The problem with this kind of identification is that it leaves very little room for error. Or rather, it leaves very little room to simply be human. Being human is messy. It’s uncontrollable. It’s full of chaos and potential and failures and breakthroughs. Where, on our paths, did we learn that it wasn’t okay to simply not have all the answers and not be perfect and not have it all figured out?

Once you stop allowing yourself to be human, you’re in trouble.

Not just in acting—but in life.

When our own self-worth is identified with a finished product (our work, our successes, our bookings or jobs) two things happen.

1. You start to go into auditions becoming risk-averse. Because your worthiness is attached to “How do I look?” or “I have to get this job!” or “I can’t make a mistake,” you end up neutralizing yourself to such a degree that you basically turn off all the things that make you interesting and weird and vulnerable and cast-able—that is, your humanness.

You don’t give yourself the permission to fail courageously. You play it safe. And you become unmemorable. Bland. Boring. Cookie-cutter. Blah.

That’s bad enough, but when our self-worth is attached to our work, there’s another problem.
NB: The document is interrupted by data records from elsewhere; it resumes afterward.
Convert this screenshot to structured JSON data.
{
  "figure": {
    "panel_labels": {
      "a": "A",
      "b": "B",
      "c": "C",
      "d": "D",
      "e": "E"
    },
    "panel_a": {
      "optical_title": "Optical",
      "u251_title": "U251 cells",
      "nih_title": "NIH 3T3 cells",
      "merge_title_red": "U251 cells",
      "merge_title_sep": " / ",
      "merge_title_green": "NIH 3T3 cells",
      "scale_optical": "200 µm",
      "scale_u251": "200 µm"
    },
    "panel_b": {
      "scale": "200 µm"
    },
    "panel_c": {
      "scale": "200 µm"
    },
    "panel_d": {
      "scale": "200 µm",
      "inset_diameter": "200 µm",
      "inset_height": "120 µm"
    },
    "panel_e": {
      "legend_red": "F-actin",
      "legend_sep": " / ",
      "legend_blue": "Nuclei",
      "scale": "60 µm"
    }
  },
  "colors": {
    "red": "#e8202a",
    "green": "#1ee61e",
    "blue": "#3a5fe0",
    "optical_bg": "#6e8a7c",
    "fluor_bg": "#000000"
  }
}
2). Your moods and happiness and productivity become intrinsically tied to whether or not you book a job. When you get jobs, it’s like the best day ever. You channel Leonardo DiCaprio in “Titanic,” “I’m the king of the world!” When you don’t, you spend the entire day watching reruns of “Duck Dynasty” and picking fights with your girlfriend.

It ain’t pretty. It takes manic-depressiveness to a whole new level.

Your inherent self is not tied up in the physical. You’re not just this actor. You’re not just your bookings or how well people like you. You’re not your call-back ratio or how many lines you get to say on a show.

Of course, it’s important to care about our work. Of course, we want to do things powerfully and creatively and have a career and do things that excite us.

Just don’t be defined by it.

Lean toward the risk. Toward the unknown. In the room. In the work. In relationships. Out there in the world. That’s really why you signed up for acting anyway. It wasn’t to do things perfectly, and be safe and do it like everyone else. It was to inherently take risks in ways that life sometimes doesn’t give us the permission to take them. Or rather, we don’t give ourselves the green light to do it.

And what ends up happening when we do? Well pretty much all the things you ever wanted. And that’s going all in.